Thanks for the suggestion. I’ll check it out.
@@SeanMcDowell Cool! Blessings, Paul
What the heck is healthy deconstruction? My husband and I deconstructed and it almost led to our destruction. We questioned God and ultimately that leads us to shame and destruction. Thankfully He had a plan for us and once we humbled ourselves we found the Truth and it powerfully transformed our life.
@@inchristalone25 Healthy deconstruction requires discerning between unhealthy evangelical tendencies and what the Bible says. For example, during the Ravi scandals, Christians defended Ravi by using certain parts of the Bible. That in and of itself was unbiblical since the Bible never says "If a fallen leader led some to Christ, excuse his abuses and excesses."
@@overthinkingchristian8732 I thought that was just called discernment?
Something that bothers me in the gun debate which is prevalent.... would jesus have ever used a gun?
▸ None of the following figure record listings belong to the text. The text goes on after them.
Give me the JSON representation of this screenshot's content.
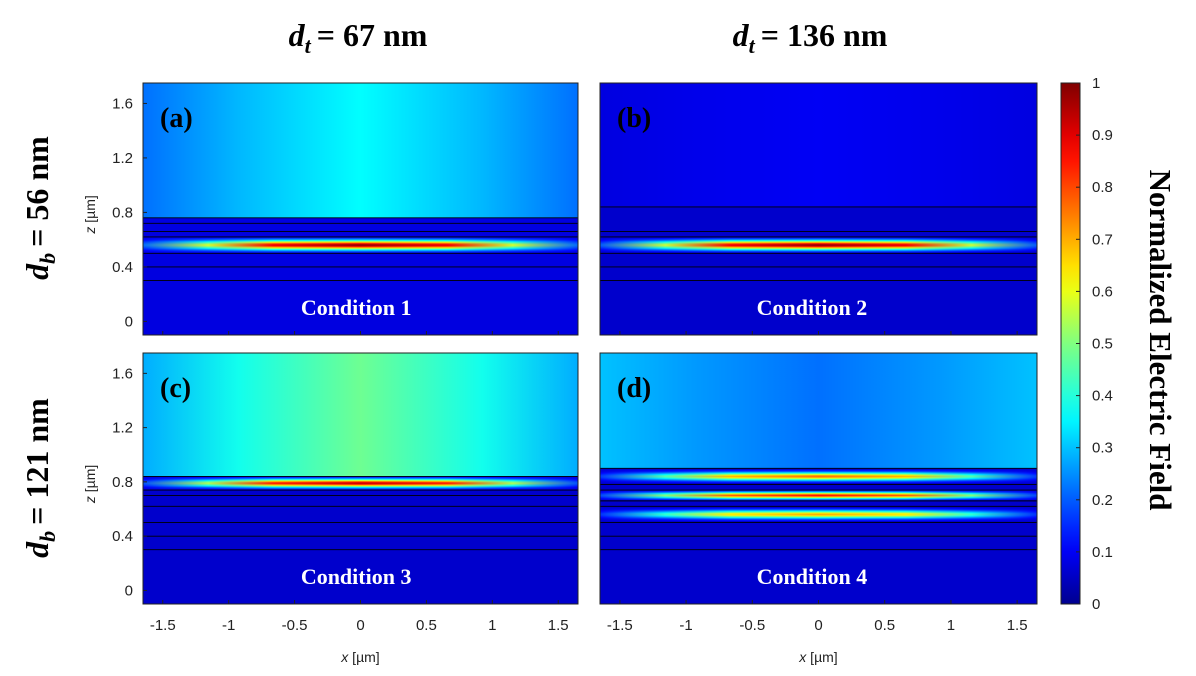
{
  "col_headers": [
    {
      "var": "d",
      "sub": "t",
      "value": "= 67 nm"
    },
    {
      "var": "d",
      "sub": "t",
      "value": "= 136 nm"
    }
  ],
  "row_headers": [
    {
      "var": "d",
      "sub": "b",
      "value": "= 56 nm"
    },
    {
      "var": "d",
      "sub": "b",
      "value": "= 121 nm"
    }
  ],
  "colors": {
    "jet_stops": [
      "#00008f",
      "#0000ff",
      "#00ffff",
      "#80ff80",
      "#ffff00",
      "#ff0000",
      "#800000"
    ],
    "layer_line": "#000000",
    "condition_text": "#ffffff"
  },
  "chart_data": {
    "type": "heatmap",
    "colormap": "jet",
    "xlabel_var": "x",
    "xlabel_unit": "[µm]",
    "ylabel_var": "z",
    "ylabel_unit": "[µm]",
    "xlim": [
      -1.65,
      1.65
    ],
    "ylim": [
      -0.1,
      1.75
    ],
    "x_ticks": [
      -1.5,
      -1,
      -0.5,
      0,
      0.5,
      1,
      1.5
    ],
    "x_tick_labels": [
      "-1.5",
      "-1",
      "-0.5",
      "0",
      "0.5",
      "1",
      "1.5"
    ],
    "y_ticks": [
      0,
      0.4,
      0.8,
      1.2,
      1.6
    ],
    "y_tick_labels": [
      "0",
      "0.4",
      "0.8",
      "1.2",
      "1.6"
    ],
    "colorbar": {
      "label": "Normalized Electric Field",
      "range": [
        0,
        1
      ],
      "ticks": [
        0,
        0.1,
        0.2,
        0.3,
        0.4,
        0.5,
        0.6,
        0.7,
        0.8,
        0.9,
        1
      ],
      "tick_labels": [
        "0",
        "0.1",
        "0.2",
        "0.3",
        "0.4",
        "0.5",
        "0.6",
        "0.7",
        "0.8",
        "0.9",
        "1"
      ]
    },
    "panels": [
      {
        "id": "a",
        "label": "(a)",
        "condition": "Condition 1",
        "substrate_value": 0.08,
        "top_field": {
          "center": 0.36,
          "edge": 0.22
        },
        "mode_peaks": [
          {
            "z": 0.56,
            "peak": 1.0,
            "width": 0.025
          }
        ],
        "layer_boundaries_z": [
          0.3,
          0.4,
          0.5,
          0.62,
          0.66,
          0.72,
          0.76
        ]
      },
      {
        "id": "b",
        "label": "(b)",
        "condition": "Condition 2",
        "substrate_value": 0.06,
        "top_field": {
          "center": 0.1,
          "edge": 0.08
        },
        "mode_peaks": [
          {
            "z": 0.56,
            "peak": 1.0,
            "width": 0.025
          }
        ],
        "layer_boundaries_z": [
          0.3,
          0.4,
          0.5,
          0.62,
          0.66,
          0.84
        ]
      },
      {
        "id": "c",
        "label": "(c)",
        "condition": "Condition 3",
        "substrate_value": 0.06,
        "top_field": {
          "center": 0.48,
          "edge": 0.28
        },
        "mode_peaks": [
          {
            "z": 0.79,
            "peak": 0.95,
            "width": 0.022
          }
        ],
        "layer_boundaries_z": [
          0.3,
          0.4,
          0.5,
          0.62,
          0.7,
          0.74,
          0.84
        ]
      },
      {
        "id": "d",
        "label": "(d)",
        "condition": "Condition 4",
        "substrate_value": 0.06,
        "top_field": {
          "center": 0.22,
          "edge": 0.3
        },
        "mode_peaks": [
          {
            "z": 0.56,
            "peak": 0.72,
            "width": 0.022
          },
          {
            "z": 0.7,
            "peak": 0.88,
            "width": 0.018
          },
          {
            "z": 0.84,
            "peak": 0.78,
            "width": 0.022
          }
        ],
        "layer_boundaries_z": [
          0.3,
          0.4,
          0.5,
          0.62,
          0.66,
          0.74,
          0.78,
          0.9
        ]
      }
    ]
  }
}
Is there any circumstance where he would have? So in this regard as America is a Christian country, why are weapons made to kill allowed and revered?
Authority in the church has been so horrifically abused it no longer has anything to morally stand on. If they actually cared about showing understanding of how horrid they have acted, they would graciously abdicate their power both in government and in culture. They can then work to rebuild themselves as an institution worth the power they claim they ought to wield.